Monday, June 07, 2004

Ronald Reagan on Hans Urs von Balthasar . . .

No kidding: on June 15, 1989, President Ronald Reagan became the sixth American president to be inducted into the French Academy-- an event that went almost unnoticed in both the religious and secular press. The text of his speech, a eulogy to his predecessor, Cardinal Hans Urs von Balthasar, went completely unreported. It is entitled: "If I Had Known Von Balthasar." The text can be found in the review, 30 Days (July-August, 1989, pp. 41-42). Here are the first two paragraphs:
I did not come to talk about my entering but another's passing. On June 26 of last year, my predecessor in this academy, the Swiss theologian Hans Urs von Balthasar died, two days before he was to become a cardinal. God called Father von Balthasar to a more eternal and exalted position.

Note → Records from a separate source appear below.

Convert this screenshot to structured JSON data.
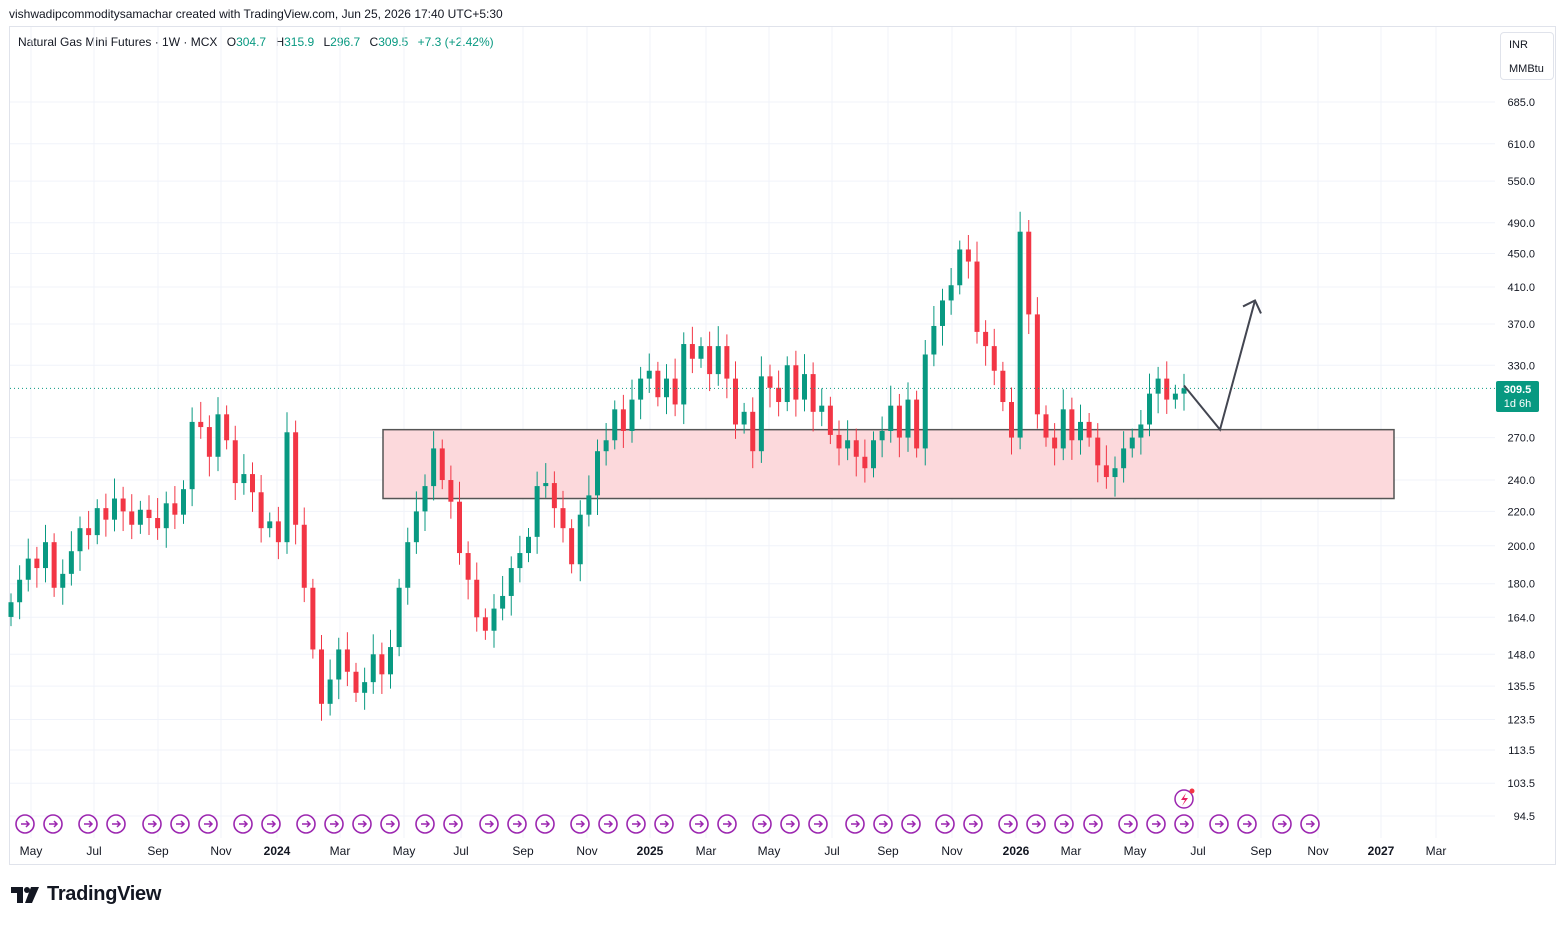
{
  "caption": "vishwadipcommoditysamachar created with TradingView.com, Jun 25, 2026 17:40 UTC+5:30",
  "legend": {
    "symbol": "Natural Gas Mini Futures · 1W · MCX",
    "o_label": "O",
    "o": "304.7",
    "h_label": "H",
    "h": "315.9",
    "l_label": "L",
    "l": "296.7",
    "c_label": "C",
    "c": "309.5",
    "change": "+7.3 (+2.42%)"
  },
  "units": {
    "currency": "INR",
    "unit": "MMBtu"
  },
  "price_badge": {
    "price": "309.5",
    "countdown": "1d 6h"
  },
  "brand": "TradingView",
  "colors": {
    "up": "#089981",
    "down": "#f23645",
    "zone_fill": "#fcd9dc",
    "zone_stroke": "#555555",
    "event_icon": "#9c27b0"
  },
  "chart_data": {
    "type": "candlestick",
    "scale": "log",
    "interval": "1W",
    "y_ticks": [
      685.0,
      610.0,
      550.0,
      490.0,
      450.0,
      410.0,
      370.0,
      330.0,
      270.0,
      240.0,
      220.0,
      200.0,
      180.0,
      164.0,
      148.0,
      135.5,
      123.5,
      113.5,
      103.5,
      94.5
    ],
    "x_ticks": [
      "May",
      "Jul",
      "Sep",
      "Nov",
      "2024",
      "Mar",
      "May",
      "Jul",
      "Sep",
      "Nov",
      "2025",
      "Mar",
      "May",
      "Jul",
      "Sep",
      "Nov",
      "2026",
      "Mar",
      "May",
      "Jul",
      "Sep",
      "Nov",
      "2027",
      "Mar"
    ],
    "last_price": 309.5,
    "support_zone": {
      "from": "2024-04",
      "to": "2026-12",
      "low": 228,
      "high": 276
    },
    "projection": [
      {
        "date": "2026-06",
        "price": 312
      },
      {
        "date": "2026-07",
        "price": 276
      },
      {
        "date": "2026-09",
        "price": 395
      }
    ],
    "weekly_closes": [
      171,
      182,
      193,
      188,
      202,
      178,
      185,
      197,
      210,
      206,
      222,
      215,
      228,
      220,
      212,
      221,
      216,
      210,
      225,
      218,
      234,
      282,
      278,
      256,
      288,
      268,
      238,
      244,
      232,
      210,
      214,
      202,
      274,
      212,
      178,
      150,
      129,
      138,
      150,
      141,
      133,
      137,
      148,
      140,
      151,
      178,
      202,
      220,
      236,
      262,
      240,
      226,
      196,
      182,
      164,
      158,
      168,
      174,
      188,
      196,
      205,
      236,
      238,
      222,
      210,
      190,
      218,
      230,
      260,
      268,
      292,
      275,
      300,
      318,
      325,
      302,
      318,
      296,
      350,
      336,
      348,
      322,
      348,
      318,
      280,
      290,
      260,
      320,
      310,
      298,
      330,
      300,
      322,
      290,
      295,
      272,
      262,
      268,
      256,
      248,
      268,
      275,
      295,
      270,
      300,
      262,
      340,
      368,
      395,
      412,
      455,
      440,
      362,
      348,
      325,
      298,
      270,
      478,
      380,
      288,
      270,
      262,
      292,
      268,
      282,
      270,
      250,
      242,
      248,
      262,
      270,
      280,
      305,
      318,
      300,
      305,
      309.5
    ],
    "event_markers": [
      "May",
      "Jul",
      "Sep",
      "Nov",
      "2024",
      "Mar",
      "May",
      "Jul",
      "Sep",
      "Nov",
      "2025",
      "Mar",
      "May",
      "Jul",
      "Sep",
      "Nov",
      "2026",
      "Mar",
      "May",
      "Jul",
      "Sep",
      "Nov"
    ]
  }
}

Someone once remarked that if German theolgians saw two doors, one marked "Heaven" and othe other marked "Discussion on Heaven," they would go in the second. There is no doubt in my mind which one the Swiss father would enter. He loved knowledge because it led to the Lord.
The text of Reagan's speech is also reproduced in a book by Harry E. Winter, O.M.I., Dividing or Strengthening? Five Ways of Christianity, "Appendix: Ronald Reagan's Induction Speech Into the French Academy: 'If I Had Known Von Balthasar,'" pp. 173-177.